Rowe has asked the working group to conduct additional research on Taliaferro Hall before the November board meeting. She has also asked the group to research three people who may be considered for future campus naming opportunities.The university will contextualize key sites and structures around campus, including buildings and statues connected to the Founding Fathers. Models for that effort include the historical exhibition on slavery and W&M during the Civil War, which has been displayed in the Wren Building Information Center since 2018, and the signage that was added to the Great Hall in 2019 to provide additional background and context about the historical figures who are portrayed in that space.

“We must continue to strive toward telling the complete history of William & Mary and its people, including those who taught and learned here and those who were enslaved and who built and sustained the university,” said Littel. “And we must find more ways to share this fuller history with our community and those who visit our campus.” 

Littel added that the university should remember the words expressed by Harvard Professor Annette Gordon-Reed, an honorary degree recipient from William & Mary and noted history scholar, to “take the good with the bitter” as the community moves to telling a fuller story about its past, particularly when considering buildings and statues connected to the Founding Fathers. 

“William & Mary is, at heart, a colonial institution that is central to and interwoven in the founding of our nation.  So, while it is our responsibility to contextualize these individuals and add to the history already here, it is incumbent upon all of us to recognize that there would be no William & Mary and, indeed no United States of America, without these individuals. An academic setting like ours is the very place where conversations about difficult, challenging and important issues should occur, but we are also a place that will continue to acknowledge and commemorate these individuals for their contributions to our college and nation.”

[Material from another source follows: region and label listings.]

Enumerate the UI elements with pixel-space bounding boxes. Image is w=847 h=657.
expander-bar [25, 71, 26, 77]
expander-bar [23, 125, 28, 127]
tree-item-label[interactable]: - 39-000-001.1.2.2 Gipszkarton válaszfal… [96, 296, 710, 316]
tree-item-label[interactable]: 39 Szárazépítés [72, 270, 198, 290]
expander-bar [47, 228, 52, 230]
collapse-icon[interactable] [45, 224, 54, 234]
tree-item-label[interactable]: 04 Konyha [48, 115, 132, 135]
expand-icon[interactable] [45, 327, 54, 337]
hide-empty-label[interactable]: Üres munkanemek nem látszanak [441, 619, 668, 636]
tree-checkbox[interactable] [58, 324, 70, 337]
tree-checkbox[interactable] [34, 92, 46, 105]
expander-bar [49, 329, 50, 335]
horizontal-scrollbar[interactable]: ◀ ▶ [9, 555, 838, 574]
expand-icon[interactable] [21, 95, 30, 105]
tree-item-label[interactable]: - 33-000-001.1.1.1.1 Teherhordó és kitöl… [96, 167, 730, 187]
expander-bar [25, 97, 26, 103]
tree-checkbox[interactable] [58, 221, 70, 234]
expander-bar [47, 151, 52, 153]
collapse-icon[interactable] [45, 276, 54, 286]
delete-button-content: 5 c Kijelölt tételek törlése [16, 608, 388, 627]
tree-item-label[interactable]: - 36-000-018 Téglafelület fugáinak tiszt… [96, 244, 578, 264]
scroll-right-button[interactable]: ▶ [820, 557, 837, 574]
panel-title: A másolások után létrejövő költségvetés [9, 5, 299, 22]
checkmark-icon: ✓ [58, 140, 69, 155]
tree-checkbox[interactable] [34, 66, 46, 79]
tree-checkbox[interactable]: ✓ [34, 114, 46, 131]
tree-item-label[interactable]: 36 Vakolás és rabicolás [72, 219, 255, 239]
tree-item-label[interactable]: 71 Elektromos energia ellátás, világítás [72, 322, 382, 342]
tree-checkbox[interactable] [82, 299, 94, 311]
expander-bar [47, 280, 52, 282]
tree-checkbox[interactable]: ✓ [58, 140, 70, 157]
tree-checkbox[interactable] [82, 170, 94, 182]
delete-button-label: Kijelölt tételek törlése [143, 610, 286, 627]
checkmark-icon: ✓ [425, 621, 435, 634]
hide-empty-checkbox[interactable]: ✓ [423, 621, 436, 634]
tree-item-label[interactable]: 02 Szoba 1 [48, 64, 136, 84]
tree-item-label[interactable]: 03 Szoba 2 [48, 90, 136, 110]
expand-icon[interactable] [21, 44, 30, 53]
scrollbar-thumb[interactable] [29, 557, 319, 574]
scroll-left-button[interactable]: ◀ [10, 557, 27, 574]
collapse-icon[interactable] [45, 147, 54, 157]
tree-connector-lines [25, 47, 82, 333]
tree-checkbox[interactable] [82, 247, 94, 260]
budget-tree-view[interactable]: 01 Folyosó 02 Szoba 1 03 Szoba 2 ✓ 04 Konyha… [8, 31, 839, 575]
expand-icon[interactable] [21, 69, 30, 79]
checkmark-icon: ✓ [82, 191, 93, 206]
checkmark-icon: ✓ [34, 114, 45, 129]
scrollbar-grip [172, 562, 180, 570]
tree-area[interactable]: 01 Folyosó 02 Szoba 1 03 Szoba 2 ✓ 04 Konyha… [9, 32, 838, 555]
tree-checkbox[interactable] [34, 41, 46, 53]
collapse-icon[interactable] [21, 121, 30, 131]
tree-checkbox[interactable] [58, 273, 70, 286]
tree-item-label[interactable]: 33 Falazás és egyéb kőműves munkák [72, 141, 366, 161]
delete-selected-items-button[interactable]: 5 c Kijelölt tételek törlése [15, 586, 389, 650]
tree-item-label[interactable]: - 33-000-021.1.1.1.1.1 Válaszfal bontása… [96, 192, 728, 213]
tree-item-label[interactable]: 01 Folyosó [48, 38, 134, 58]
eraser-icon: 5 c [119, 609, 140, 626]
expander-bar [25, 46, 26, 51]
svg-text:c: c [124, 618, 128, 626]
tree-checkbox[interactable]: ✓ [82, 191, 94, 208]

The university recently completed fundraising and approved the final design for its Memorial to African Americans Enslaved, which will be installed near the Wren Building along the Jamestown Road pathway to the Historic Campus. Work on the memorial is expected to begin in early 2021.

The memorial is part of W&M’s long-term racial reconciliation efforts, much of which is based on work by The Lemon Project: A Journey of Reconciliation, a decade-long research initiative exploring W&M’s history with slavery and discrimination. Research by The Lemon Project has also served to inform the efforts of the working group on naming and renaming as it looks to expand the story that is told by the W&M landscape.

Before the vote on Friday, the board also heard from George Monroe Jr. and Jennifer Stacy, descendants of the enslaved community of Highland, the homestead of U.S. President James Monroe, and Sara Bon-Harper, executive director of Highland. They discussed research being done there and in conjunction with W&M students to achieve a fuller understanding of the history of the estate and all who lived there.